4. Aux termes de l'article L. 911-1 du code de justice administrative : " Lorsque sa décision implique nécessairement qu'une personne morale de droit public ou un organisme de droit privé chargé de la gestion d'un service public prenne une mesure d'exécution dans un sens déterminé, la juridiction, saisie de conclusions en ce sens, prescrit, par la même décision, cette mesure assortie, le cas échéant, d'un délai d'exécution. / La juridiction peut également prescrire d'office cette mesure. "

5. Eu égard au motif d'annulation pouvant seul justifier, en l'état de l'instruction, l'annulation de l'arrêté attaqué, l'exécution du présent jugement implique seulement que le préfet de la Haute-Garonne réexamine la situation de M. A, dans un délai de deux mois à compter de la notification du présent jugement.

Sur les frais liés au litige :

6. Il y a lieu, dans les circonstances de l'espèce, de mettre à la charge de l'Etat la somme de 1 200 euros à verser à M. A au titre des dispositions de l'article L.761-1 du code de justice administrative, le conseil du requérant n'étant pas fondé à invoquer les dispositions de l'article 37 de la loi du 10 juillet 1991 dès lors que M. A n'a pas obtenu l'aide juridictionnelle.

D E C I D E:

Article 1er : L'arrêté du 21 juillet 2023 du préfet de la Haute-Garonne, par lequel le préfet de la Haute-Garonne a refusé de lui délivrer un titre de séjour, l'a obligé à quitter le territoire dans un délai de trente jours et a fixé le pays de renvoi, est annulé.

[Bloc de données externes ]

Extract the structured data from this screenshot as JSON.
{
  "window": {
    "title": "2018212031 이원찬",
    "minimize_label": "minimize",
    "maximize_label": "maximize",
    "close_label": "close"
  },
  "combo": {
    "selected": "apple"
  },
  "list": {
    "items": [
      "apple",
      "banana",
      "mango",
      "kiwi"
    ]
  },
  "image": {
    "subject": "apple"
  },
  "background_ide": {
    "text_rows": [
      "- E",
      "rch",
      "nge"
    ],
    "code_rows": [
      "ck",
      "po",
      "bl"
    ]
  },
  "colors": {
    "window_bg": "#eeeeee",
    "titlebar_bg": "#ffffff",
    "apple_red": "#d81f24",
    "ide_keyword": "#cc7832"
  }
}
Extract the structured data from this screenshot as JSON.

Article 2 : Il est enjoint au préfet de la Haute-Garonne de réexaminer la demande de titre de séjour présentée par M. A dans un délai de deux mois à compter de la notification du présent jugement.

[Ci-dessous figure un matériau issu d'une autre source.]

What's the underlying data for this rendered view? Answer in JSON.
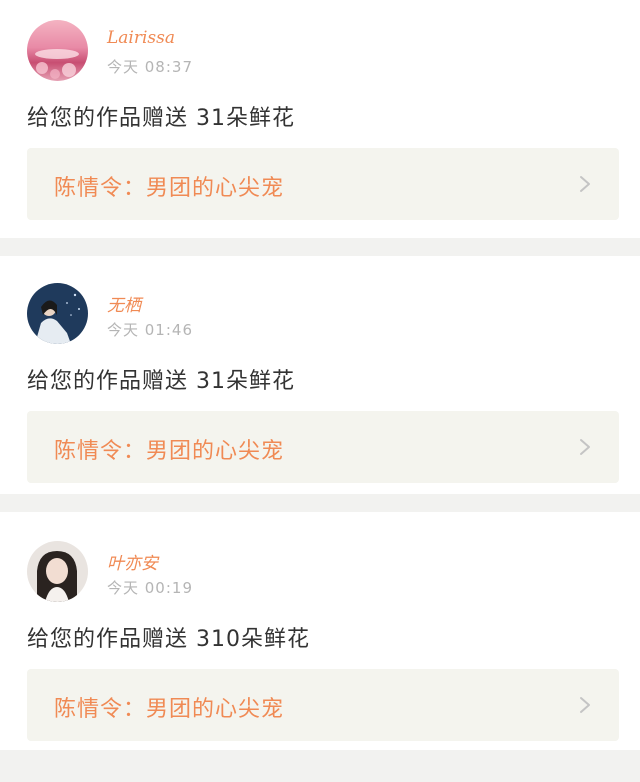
{
  "notifications": [
    {
      "username": "Lairissa",
      "timestamp": "今天 08:37",
      "message": "给您的作品赠送 31朵鲜花",
      "work_title": "陈情令：男团的心尖宠",
      "avatar": "pink-landscape-avatar"
    },
    {
      "username": "无栖",
      "timestamp": "今天 01:46",
      "message": "给您的作品赠送 31朵鲜花",
      "work_title": "陈情令：男团的心尖宠",
      "avatar": "white-robed-man-avatar"
    },
    {
      "username": "叶亦安",
      "timestamp": "今天 00:19",
      "message": "给您的作品赠送 310朵鲜花",
      "work_title": "陈情令：男团的心尖宠",
      "avatar": "woman-portrait-avatar"
    }
  ],
  "colors": {
    "accent": "#f08a54",
    "card_bg": "#ffffff",
    "link_bg": "#f4f4ee",
    "page_bg": "#f2f2f0",
    "muted": "#b5b5b5"
  }
}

Article 3 : L'Etat versera à M. A la somme de 1 200 euros en application des dispositions de l'article L. 761-1 du code de justice administrative.

Article 4 : Le présent jugement sera notifié à M. B A et au préfet de la Haute-Garonne.

Délibéré après l'audience du 19 mars 2024, à laquelle siégeaient :

Mme Molina-Andréo, présidente

Mme Soddu, première conseillère,

Mme Biscarel, conseillère.

Rendu public par mise à disposition au greffe le 9 avril 2024.

La rapporteure,

N. SODDU

La présidente,

B. MOLINA-ANDREO

La greffière,

M. C

La République mande et ordonne au préfet de la Haute-Garonne en ce qui la concerne ou à tous commissaires de justice à ce requis, en ce qui concerne les voies de droit commun contre les parties privées, de pourvoir à l'exécution du présent jugement.